We are not putting up Zoe's remembrance tree. Even if I could stand it and I cant, I don't want to start locking Koko up in the kitchen or instead worry about him alone the the tree and the birds.
I have not purchased one single present and think I am in major denial over the upcoming holiday.
Mom has taken a turn for the worse since last Sunday. She did so well Thanksgiving and my thoughts now turn back to Zoe and her decline after last Thanksgiving and I keep wondering if Mom has the ability to bounce back one more time or if she will follow Zoe.

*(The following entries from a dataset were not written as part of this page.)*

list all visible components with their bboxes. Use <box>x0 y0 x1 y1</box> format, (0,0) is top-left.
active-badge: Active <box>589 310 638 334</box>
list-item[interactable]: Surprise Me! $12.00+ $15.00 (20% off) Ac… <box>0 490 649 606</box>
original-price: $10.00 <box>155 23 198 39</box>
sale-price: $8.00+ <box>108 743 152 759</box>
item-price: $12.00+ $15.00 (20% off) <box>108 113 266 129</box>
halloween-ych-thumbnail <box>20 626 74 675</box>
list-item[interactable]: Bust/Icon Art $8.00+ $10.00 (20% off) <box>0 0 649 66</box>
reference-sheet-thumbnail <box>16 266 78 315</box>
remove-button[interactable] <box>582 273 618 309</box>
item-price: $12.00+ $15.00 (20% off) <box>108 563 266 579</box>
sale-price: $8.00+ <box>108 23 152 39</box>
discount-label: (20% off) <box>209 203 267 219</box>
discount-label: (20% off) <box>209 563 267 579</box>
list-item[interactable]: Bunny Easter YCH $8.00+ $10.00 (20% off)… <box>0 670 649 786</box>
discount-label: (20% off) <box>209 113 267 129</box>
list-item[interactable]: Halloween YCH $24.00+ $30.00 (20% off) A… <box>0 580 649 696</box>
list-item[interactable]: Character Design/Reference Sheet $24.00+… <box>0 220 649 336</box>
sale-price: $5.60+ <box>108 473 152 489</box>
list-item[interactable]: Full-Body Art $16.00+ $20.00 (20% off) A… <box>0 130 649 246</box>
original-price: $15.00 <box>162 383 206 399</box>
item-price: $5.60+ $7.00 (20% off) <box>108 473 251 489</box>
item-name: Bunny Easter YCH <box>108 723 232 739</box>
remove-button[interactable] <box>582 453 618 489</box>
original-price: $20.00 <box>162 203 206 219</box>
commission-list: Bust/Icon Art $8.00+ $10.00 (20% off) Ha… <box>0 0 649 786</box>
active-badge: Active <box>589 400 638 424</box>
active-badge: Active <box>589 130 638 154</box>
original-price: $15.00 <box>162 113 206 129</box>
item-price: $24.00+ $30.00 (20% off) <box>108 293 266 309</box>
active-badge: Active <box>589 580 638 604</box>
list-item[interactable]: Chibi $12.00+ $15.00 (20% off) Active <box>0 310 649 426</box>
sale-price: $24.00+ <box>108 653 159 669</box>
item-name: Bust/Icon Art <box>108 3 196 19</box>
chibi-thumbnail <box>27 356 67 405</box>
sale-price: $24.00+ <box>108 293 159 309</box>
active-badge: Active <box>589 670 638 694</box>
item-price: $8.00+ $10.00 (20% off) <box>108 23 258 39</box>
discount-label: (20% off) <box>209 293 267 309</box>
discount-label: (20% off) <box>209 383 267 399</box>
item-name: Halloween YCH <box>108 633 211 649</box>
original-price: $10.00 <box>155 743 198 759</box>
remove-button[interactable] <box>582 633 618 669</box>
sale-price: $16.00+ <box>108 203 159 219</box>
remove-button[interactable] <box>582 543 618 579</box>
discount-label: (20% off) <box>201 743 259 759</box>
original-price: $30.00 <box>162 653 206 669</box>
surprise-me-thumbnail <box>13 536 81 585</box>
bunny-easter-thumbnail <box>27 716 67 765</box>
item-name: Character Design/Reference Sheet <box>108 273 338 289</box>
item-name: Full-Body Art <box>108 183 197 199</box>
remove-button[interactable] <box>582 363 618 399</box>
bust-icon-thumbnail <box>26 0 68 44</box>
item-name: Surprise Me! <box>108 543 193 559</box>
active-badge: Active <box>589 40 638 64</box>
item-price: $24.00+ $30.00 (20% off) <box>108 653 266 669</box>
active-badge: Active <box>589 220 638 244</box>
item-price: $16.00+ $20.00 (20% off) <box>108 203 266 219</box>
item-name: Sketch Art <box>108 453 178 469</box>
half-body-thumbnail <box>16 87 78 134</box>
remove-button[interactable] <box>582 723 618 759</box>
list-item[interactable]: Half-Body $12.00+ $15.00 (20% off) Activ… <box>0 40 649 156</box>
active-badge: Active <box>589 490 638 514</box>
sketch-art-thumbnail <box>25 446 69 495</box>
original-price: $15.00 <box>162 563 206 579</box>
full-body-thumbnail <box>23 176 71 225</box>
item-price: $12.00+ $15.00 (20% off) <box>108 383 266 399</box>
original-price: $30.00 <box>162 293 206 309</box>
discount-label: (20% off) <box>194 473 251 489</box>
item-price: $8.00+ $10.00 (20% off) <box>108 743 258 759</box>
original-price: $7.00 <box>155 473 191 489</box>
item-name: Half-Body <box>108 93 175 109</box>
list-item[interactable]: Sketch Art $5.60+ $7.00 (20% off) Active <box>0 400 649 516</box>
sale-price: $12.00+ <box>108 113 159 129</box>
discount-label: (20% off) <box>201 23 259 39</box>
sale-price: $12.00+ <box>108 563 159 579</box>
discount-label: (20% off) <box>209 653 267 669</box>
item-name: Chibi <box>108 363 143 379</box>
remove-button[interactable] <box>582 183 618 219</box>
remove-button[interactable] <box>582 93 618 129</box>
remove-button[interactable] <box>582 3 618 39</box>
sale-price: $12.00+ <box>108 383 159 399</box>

I know I should not compare the two but I do.:(:(:(
Thanks for listening.
Oh Addy, I am so sorry about your mom. I wouldn't be able to help comparing the two situations, either. I was really grateful that my mom could go on our Thanksgiving trip with us. I don't think she will be traveling again. She has a lot of discomfort when forced to sit in one position for very long, and now it is finally hampering her general mobility. I know she is failing pretty rapidly now, especially in terms of her heart. I know I should try to prepare myself for what will come, but I just can't go there in my mind. But with every holiday now, I keep thinking "will this be the last one?"
I wish I could find a way to turn my brain off and live in the moment like our doggies do.
Thanks for listening to me, too, Addy.
Me too, Marianne, wish I could consistently stay in the moment. I was just reading a blog. The author basically was saying that is ok for traditions to change as our lives change. For some reason I took great comfort in that statement.
I am doing the same thing with my Mom. I was so grateful for the wonderful Thanksgiving we had together.
One day at a time.
Hugs and love.
Oh, I take comfort in that, too, Addy -- about allowing traditions to shift. In a crazy way, I think I've already been tinkering with some small things this year kinda for the sake of practicing. Figuring that if I can get used to making some small changes now, maybe it'll help me cope when those big ones hit. Probably not, but at least it's a strategy :o. And my big wreath and a bunch of decorations were looking pretty ratty anyway and were due for a change (or were long overdue per hubby...:rolleyes:).